What you get back on success

{
  "status": "accepted",
  "request_id": "01HX...",
  "signature": "5g8H...base58..."
}

On rejection:

{
  "status": "rejected",
  "error": "Invalid base64 transaction"
}

Note that status: "accepted" means the relay accepted your transaction for broadcast — it does not mean the transaction has landed in a block. Confirmation is your job; the signature is returned so you can poll for it.

The minimum-viable connection (Python + aioquic)

Python's aioquic is what most users reach for, and it has its own ALPN trap: aioquic requires at least one ALPN protocol if you set any, but its default is an empty list — perfect for AllenHark. Do not borrow ALPN values from HTTP/3 or TPU examples.

Install:

pip install aioquic

Client:

import asyncio
import base64
import json
import os
from typing import Optional

from aioquic.asyncio import connect
from aioquic.asyncio.protocol import QuicConnectionProtocol
from aioquic.quic.configuration import QuicConfiguration
from aioquic.quic.events import StreamDataReceived

RELAY_HOST = "relay.allenhark.com"
RELAY_PORT = 4433


class AllenharkQuicClient:
    def __init__(self, api_key: str = ""):
        self.api_key = api_key

        # ── CRITICAL ──────────────────────────────────────────────
        # `alpn_protocols=None` (the default) means aioquic does NOT
        # send an ALPN extension at all — which is what the relay
        # expects.
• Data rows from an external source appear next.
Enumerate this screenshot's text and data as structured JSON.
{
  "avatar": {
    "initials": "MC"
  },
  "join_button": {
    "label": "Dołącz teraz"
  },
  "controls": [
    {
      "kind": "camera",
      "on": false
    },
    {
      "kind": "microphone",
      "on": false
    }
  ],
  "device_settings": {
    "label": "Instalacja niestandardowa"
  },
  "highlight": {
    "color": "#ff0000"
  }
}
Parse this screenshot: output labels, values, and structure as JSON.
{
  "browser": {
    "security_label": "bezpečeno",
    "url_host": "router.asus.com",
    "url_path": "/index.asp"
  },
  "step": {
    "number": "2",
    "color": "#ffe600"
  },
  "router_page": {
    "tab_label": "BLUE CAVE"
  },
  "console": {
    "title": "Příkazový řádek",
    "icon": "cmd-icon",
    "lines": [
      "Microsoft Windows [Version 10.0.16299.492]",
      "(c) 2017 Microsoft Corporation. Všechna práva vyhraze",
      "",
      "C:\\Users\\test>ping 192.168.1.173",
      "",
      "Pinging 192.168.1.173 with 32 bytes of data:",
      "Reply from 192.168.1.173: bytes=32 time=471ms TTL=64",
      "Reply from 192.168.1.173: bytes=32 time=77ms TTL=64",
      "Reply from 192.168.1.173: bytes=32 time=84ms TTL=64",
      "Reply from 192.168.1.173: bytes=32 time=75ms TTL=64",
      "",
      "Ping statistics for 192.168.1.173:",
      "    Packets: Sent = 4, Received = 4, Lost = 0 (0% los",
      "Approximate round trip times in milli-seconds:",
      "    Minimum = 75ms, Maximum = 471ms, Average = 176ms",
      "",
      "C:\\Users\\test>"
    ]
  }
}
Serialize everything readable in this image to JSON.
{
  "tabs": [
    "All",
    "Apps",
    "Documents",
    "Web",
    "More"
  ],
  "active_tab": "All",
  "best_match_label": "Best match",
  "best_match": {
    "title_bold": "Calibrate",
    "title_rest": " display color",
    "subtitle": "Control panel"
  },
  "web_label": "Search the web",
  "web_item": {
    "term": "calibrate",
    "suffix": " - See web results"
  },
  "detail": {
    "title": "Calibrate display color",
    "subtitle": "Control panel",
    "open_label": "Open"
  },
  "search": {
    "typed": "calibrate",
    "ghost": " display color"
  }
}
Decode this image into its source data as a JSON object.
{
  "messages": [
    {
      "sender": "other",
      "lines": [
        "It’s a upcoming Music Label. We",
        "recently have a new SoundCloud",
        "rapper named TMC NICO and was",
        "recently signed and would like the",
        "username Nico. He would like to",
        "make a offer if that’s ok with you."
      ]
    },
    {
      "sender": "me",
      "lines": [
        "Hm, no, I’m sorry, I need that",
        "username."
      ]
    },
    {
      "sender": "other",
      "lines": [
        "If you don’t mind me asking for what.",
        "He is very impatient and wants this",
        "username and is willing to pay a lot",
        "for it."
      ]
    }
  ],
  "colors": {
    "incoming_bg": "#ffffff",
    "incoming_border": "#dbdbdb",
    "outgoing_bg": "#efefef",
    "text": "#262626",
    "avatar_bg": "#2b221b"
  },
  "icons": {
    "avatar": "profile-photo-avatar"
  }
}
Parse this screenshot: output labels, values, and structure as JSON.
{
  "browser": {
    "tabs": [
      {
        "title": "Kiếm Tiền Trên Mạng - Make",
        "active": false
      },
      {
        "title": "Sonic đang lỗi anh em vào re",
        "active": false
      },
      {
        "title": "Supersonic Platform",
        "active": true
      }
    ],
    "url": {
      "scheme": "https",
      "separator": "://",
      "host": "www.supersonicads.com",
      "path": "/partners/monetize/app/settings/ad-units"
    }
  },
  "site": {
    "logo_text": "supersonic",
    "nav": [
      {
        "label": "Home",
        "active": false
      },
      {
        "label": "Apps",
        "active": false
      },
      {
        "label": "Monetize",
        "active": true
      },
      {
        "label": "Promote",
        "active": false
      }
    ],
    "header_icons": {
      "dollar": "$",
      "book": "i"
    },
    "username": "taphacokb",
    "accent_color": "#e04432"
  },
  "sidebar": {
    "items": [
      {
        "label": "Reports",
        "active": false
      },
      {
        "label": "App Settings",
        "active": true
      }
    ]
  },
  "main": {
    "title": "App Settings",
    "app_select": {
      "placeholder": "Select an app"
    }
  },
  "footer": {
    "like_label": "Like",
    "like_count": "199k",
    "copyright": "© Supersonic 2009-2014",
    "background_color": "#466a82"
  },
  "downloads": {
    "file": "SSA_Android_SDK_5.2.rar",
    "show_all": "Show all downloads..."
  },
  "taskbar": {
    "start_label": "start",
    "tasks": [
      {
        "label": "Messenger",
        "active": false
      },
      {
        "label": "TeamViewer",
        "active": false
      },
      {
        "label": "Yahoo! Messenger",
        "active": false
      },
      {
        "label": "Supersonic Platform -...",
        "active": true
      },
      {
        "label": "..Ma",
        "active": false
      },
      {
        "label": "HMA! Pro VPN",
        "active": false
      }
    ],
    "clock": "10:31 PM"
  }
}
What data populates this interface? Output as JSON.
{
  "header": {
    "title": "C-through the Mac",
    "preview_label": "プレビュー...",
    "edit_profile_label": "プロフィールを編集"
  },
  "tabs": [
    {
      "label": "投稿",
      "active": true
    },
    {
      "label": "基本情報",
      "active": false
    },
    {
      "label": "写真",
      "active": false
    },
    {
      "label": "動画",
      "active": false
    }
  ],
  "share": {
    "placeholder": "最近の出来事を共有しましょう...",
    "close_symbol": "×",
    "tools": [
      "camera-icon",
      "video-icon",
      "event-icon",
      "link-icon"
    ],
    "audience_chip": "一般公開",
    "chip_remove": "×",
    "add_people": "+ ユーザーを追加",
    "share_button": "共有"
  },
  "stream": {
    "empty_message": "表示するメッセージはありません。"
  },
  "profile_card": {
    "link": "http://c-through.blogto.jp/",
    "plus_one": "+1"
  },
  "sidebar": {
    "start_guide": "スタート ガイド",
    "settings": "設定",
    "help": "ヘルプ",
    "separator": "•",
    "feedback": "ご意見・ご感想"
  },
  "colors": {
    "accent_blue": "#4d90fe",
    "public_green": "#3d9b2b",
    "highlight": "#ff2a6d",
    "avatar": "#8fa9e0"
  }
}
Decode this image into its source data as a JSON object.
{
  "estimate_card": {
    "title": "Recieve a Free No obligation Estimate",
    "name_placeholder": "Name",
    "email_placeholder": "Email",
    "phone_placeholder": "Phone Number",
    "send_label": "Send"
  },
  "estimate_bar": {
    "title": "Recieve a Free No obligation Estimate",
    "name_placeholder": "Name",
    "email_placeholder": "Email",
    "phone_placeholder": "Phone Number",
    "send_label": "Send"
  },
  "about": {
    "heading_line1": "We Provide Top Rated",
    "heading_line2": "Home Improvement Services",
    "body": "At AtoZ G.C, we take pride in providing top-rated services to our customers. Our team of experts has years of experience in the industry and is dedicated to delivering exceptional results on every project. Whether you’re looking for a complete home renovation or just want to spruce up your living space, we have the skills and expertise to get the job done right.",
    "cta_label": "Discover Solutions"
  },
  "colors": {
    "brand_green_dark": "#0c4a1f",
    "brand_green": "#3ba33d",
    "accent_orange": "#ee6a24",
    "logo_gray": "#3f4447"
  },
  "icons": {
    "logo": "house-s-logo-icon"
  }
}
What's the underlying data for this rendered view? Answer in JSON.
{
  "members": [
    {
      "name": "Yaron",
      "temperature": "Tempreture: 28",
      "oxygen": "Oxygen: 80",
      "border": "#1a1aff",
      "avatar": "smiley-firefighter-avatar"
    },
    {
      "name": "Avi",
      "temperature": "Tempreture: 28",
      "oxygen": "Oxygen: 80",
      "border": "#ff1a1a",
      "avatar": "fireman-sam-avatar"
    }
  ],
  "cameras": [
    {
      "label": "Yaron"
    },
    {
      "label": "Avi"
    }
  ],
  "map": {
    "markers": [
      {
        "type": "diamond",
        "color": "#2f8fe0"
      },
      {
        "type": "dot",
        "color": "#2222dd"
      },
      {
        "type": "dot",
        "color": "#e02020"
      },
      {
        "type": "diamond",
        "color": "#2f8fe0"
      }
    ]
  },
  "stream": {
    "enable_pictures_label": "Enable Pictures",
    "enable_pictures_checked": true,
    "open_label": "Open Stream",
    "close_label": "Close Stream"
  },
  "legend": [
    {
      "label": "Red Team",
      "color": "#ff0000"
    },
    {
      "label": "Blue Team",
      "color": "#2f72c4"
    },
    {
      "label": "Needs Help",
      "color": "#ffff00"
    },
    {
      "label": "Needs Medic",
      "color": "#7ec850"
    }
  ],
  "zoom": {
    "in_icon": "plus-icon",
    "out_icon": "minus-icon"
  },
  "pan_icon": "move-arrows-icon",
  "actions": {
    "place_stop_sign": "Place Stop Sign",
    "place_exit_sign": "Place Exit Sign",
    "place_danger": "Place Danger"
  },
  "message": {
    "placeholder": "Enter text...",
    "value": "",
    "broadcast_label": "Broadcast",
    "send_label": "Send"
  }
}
Do NOT set ["solana-tpu"], ["h3"], or ["hq"]; any
        # of those will trigger TLS alert 120 from the server.
        # ──────────────────────────────────────────────────────────
        self.config = QuicConfiguration(
            is_client=True,
            alpn_protocols=None,
        )
        # The relay uses publicly-trusted certs (Let's Encrypt). Leave
        # verify_mode on the default (CERT_REQUIRED). Only flip it if
        # you are pinning your own cert.

    async def send(self, tx_base64: str, timeout: float = 5.0) -> dict:
        async with connect(
            RELAY_HOST,
            RELAY_PORT,
            configuration=self.config,
        ) as protocol:
            return await asyncio.wait_for(
                self._exchange(protocol, tx_base64),
                timeout=timeout,
            )

    async def _exchange(
        self,
        protocol: QuicConnectionProtocol,
        tx_base64: str,
    ) -> dict:
        # Open a new client-initiated bidirectional stream.
        reader, writer = await protocol.create_stream()

        # Header line first. Empty key is allowed — send `\n` alone.
        header = f"api-key: {self.api_key}\n".encode()
        writer.write(header)

        body = json.dumps({"tx": tx_base64, "simulate": False}).encode()
        writer.write(body)
        writer.write_eof()

        # Drain the entire response stream.
        chunks: list[bytes] = []
        while True:
            chunk = await reader.read(64 * 1024)
            if not chunk:
                break
            chunks.append(chunk)

        raw = b"".join(chunks)
        return json.loads(raw)


async def main():
    api_key = os.environ.get("ALLENHARK_API_KEY", "")
    client = AllenharkQuicClient(api_key)

    with open("signed_tx.bin", "rb") as f:
        tx_b64 = base64.b64encode(f.read()).decode()

    response = await client.send(tx_b64)
    print(json.dumps(response, indent=2))


if __name__ == "__main__":
    asyncio.run(main())

Why create_stream() and not the lower-level API?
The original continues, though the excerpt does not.